Our data showed that whenever pain is alleviated spontaneously, BDNF expression increases and neuropathic rats show improvement in anxiety-like behavior. However, some studies conducted during three weeks after chronic pain induction failed to illustrate any relationship between chronic pain and anxiety or depression disorders while other assays indicated anxiety and depressive symptoms in some rodent models. It was considered that different chronic pain models provided time-dependent anxiety- or depression-like phenotypes (21).

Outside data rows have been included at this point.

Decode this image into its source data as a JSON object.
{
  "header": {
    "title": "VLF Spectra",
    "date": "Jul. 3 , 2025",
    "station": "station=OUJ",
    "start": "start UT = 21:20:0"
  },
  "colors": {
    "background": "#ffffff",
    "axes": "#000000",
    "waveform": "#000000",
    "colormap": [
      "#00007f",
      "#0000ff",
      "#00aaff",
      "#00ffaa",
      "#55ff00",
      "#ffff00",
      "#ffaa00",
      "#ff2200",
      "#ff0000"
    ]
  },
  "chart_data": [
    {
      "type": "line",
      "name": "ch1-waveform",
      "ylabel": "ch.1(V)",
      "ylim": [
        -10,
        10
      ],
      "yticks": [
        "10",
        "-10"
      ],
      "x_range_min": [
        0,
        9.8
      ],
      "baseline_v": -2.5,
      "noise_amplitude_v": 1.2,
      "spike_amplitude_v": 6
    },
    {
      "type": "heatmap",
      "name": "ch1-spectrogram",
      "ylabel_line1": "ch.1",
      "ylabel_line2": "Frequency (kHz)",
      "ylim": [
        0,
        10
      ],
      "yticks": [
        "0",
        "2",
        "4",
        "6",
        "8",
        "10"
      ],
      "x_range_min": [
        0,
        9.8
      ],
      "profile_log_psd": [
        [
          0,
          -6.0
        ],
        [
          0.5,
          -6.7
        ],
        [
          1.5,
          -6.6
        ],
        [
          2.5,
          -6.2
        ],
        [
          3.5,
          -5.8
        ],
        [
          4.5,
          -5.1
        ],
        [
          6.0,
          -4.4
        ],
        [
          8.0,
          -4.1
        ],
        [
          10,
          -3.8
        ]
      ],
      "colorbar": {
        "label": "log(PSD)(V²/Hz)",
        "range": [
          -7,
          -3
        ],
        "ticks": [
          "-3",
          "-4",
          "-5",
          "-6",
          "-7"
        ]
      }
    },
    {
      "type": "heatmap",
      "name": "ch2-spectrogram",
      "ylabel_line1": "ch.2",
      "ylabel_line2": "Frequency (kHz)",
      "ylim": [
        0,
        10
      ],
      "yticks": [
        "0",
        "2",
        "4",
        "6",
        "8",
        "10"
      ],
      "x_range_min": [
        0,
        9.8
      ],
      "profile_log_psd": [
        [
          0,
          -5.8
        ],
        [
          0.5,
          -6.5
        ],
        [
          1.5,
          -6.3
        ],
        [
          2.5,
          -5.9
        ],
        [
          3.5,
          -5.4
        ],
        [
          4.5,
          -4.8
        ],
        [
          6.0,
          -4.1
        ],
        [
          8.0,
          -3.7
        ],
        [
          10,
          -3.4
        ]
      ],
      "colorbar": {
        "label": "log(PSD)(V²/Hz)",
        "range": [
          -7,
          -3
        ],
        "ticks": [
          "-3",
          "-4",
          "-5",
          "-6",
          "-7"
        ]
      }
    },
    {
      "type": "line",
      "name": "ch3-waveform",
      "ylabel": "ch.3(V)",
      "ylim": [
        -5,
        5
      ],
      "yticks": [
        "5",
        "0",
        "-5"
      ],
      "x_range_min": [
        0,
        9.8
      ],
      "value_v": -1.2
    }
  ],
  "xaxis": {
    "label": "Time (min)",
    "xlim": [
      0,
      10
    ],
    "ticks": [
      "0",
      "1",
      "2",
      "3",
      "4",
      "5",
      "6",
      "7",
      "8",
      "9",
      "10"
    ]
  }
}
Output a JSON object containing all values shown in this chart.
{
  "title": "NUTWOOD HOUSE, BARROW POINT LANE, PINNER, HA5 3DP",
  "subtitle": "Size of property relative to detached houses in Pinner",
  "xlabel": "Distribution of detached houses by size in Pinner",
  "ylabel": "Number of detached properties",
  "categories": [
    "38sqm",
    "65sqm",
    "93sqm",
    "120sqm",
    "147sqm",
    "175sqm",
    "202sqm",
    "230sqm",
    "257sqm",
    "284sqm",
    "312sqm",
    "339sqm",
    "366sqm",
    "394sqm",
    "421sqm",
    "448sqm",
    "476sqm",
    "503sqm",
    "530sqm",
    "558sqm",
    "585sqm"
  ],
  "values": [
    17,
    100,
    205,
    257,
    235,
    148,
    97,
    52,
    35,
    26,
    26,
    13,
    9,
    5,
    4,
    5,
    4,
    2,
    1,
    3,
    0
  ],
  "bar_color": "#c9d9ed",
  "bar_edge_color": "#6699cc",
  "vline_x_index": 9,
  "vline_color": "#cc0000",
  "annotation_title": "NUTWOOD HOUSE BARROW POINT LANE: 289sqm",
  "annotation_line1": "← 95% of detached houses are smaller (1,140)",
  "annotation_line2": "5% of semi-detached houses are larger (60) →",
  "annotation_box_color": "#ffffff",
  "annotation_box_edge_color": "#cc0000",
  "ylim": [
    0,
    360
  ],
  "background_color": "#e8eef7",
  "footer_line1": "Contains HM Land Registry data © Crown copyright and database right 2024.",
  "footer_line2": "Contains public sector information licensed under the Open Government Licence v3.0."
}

While the effects of CCI are at least in part reversible (9), we showed that following pain reduction at the end of the third week, there was an increase in BDNF expression. Accumulating evidence shows that pain alleviation could reverse the functional and morphological alterations after peripheral nerve injury in chronic pain syndrome. Successful chronic pain treatment appeared to have a protective effect, thus regulation responses could decrease the CCI-induced pain comorbidity (13). In agreement with our result, previous studies revealed that some antidepressants used for chronic pain treatment had an anxiolytic effect and upregulated the expression of BDNF in the hippocampus of neuropathic rats (23-25).

The current study found that chronic pain induces anxiety-like behavior and causes changes in hippocampal BDNF expression when pain threshold is minimum. However, this effect could be the reason why the pain was naturally alleviated and BDNF expression increased in the sciatic nerve injury state.